The meaning became evident a moment later. Nita the Gargoyle dashed for the nearest receptacle and rejected the vile green and yellow mess that she had eaten.

"Too bad!" Schlein boomed, sympathetically. "Only two contestants left. Will they make it?"

I crossed my fingers. Bee was doing well. Except to stun his food long enough to eat it, he didn't look at it. Each bite went down very, very carefully, and he waited in between each to make sure it wasn't going to come up.

Crasmer was following a similar pattern. The Pervect challenger looked nauseated. There weren't many things one of his kind couldn't eat, in spite of the difficulty I'd had convincing my students of that, but unrefined minerals had to be on the short list. Scoop, crunch, gulp. Scoop, crunch, gulp.

Slam, scoop, gulp.

Scoop, crunch, gulp.

It was neck-and-neck to see who would finish first. Two more bites to go. One more—!

"That was it!" Schlein announced. "And here's the bell! We have two winners! Step up, kids. And how was it?"

"Awful," Bee said. "Worse than army food."

"Ha-ha," Schlein said. "How about you, Crasmer?"

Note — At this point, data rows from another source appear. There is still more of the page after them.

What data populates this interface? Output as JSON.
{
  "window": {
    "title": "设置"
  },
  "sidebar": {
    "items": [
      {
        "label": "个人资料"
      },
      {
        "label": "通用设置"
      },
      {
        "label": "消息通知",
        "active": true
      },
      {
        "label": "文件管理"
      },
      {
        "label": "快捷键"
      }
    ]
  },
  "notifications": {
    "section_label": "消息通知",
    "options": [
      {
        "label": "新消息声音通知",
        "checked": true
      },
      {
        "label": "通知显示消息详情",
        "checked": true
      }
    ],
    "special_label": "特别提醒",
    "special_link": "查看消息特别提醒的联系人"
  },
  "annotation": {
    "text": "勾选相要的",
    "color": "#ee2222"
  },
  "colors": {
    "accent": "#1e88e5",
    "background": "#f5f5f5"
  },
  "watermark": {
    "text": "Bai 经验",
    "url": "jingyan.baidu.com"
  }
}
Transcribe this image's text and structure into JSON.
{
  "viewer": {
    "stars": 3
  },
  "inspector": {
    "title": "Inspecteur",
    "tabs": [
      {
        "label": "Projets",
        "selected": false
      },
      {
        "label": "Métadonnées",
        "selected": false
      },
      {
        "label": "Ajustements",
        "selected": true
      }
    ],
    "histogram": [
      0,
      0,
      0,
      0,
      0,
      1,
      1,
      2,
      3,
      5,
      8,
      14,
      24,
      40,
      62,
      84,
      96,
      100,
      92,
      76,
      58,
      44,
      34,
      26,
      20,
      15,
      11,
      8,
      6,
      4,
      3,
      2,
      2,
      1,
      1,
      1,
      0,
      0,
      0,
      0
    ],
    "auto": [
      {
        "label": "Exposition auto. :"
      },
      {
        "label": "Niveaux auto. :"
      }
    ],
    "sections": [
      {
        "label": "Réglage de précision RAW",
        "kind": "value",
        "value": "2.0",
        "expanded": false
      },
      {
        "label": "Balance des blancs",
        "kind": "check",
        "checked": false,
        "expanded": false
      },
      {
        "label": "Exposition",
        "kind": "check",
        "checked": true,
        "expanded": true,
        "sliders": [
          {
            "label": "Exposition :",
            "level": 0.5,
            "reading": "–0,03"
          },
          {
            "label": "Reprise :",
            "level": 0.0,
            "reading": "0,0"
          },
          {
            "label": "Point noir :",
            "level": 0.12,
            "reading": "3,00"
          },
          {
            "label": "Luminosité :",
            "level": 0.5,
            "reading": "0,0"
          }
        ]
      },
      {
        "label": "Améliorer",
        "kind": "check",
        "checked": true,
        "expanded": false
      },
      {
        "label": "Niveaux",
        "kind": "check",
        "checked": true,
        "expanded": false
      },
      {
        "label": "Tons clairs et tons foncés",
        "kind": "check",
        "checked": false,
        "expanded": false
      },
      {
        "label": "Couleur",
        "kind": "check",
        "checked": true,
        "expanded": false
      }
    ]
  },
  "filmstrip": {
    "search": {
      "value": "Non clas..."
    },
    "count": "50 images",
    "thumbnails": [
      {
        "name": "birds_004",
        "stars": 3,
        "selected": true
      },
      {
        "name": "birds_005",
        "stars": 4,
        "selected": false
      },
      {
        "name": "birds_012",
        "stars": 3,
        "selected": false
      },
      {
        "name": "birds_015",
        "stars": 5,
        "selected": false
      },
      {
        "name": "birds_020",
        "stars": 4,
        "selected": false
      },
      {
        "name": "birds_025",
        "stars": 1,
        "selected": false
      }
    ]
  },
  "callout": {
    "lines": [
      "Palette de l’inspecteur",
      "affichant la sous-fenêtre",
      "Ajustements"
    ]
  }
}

"What he said," Crasmer agreed.

"Well, there you have it, folks! Going to the final round are the Sorcerer's Apprentices and the All-Pervects, your Perv home team!"

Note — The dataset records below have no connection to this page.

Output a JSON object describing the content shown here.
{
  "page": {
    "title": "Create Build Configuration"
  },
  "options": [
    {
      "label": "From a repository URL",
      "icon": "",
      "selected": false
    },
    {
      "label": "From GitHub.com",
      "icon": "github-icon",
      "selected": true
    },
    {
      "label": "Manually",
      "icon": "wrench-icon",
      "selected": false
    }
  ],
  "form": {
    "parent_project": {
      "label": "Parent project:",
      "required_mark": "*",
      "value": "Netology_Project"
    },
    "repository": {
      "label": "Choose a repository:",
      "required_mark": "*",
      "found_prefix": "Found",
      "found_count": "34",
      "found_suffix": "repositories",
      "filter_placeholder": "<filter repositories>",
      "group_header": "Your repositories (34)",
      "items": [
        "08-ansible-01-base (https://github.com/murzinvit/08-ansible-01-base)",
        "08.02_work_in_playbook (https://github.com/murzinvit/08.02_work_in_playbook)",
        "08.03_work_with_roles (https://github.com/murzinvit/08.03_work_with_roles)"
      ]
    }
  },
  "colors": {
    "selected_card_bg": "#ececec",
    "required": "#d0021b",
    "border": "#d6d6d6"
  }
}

The audience didn't need the fireflies to go completely insane with joy. Bunny and I danced around the Geek's little office. On the ampitheater floor, the teams ran out to congratulate their champions. Both contestants waved bravely to the audiences.

"Stay tuned for the Monster Monster Challenge. And now, a word from our sponsor, Blix Restaurants. If you want the finest in Pervish cooking, or the best sausages, cabbage or stuffed peppers from any dimension, eat at Blix!"

At the very mention of food, Bee turned green. Crasmer turned greener. In unison, as if they had rehearsed it, they were violently sick. Stagehands rushed in with wands to clean up.

As soon as the lights went down, I saw Bee and Crasmer being sick. It didn't matter—the lights had already gone down. They had succeeded, and without any interference from the Geek's tweaking the odds.

"Who woulda known that the Troll was allergic to spiders?" he asked innocently.

Well, almost no interference.

"What happens now?" I demanded.

"Well," Bunny began animatedly, "the remaining teams have to make it through a maze. In the maze is a fearsome monster. The one you face is chosen at random depending on the color of the marble you pick out of the lottery box—Oh, I'm so sorry, Geek! You tell it."

The Geek sat back with a big smile on his face. "It's okay, honey. I don't mind a bit. You just proved you're a fan. Wouldja like to make a commercial for me? With those gorgeous looks of yours, I know I could get some more viewers."

"Well," Bunny was flattered, "I'll think about it."

"How about the Great Skeeve? Is he a fan, too?"

"He doesn't watch game shows," I said flatly.

"Too bad. An endorsement like his would be worth a fortune." The Geek sighed. "Let's go congratulate the winners."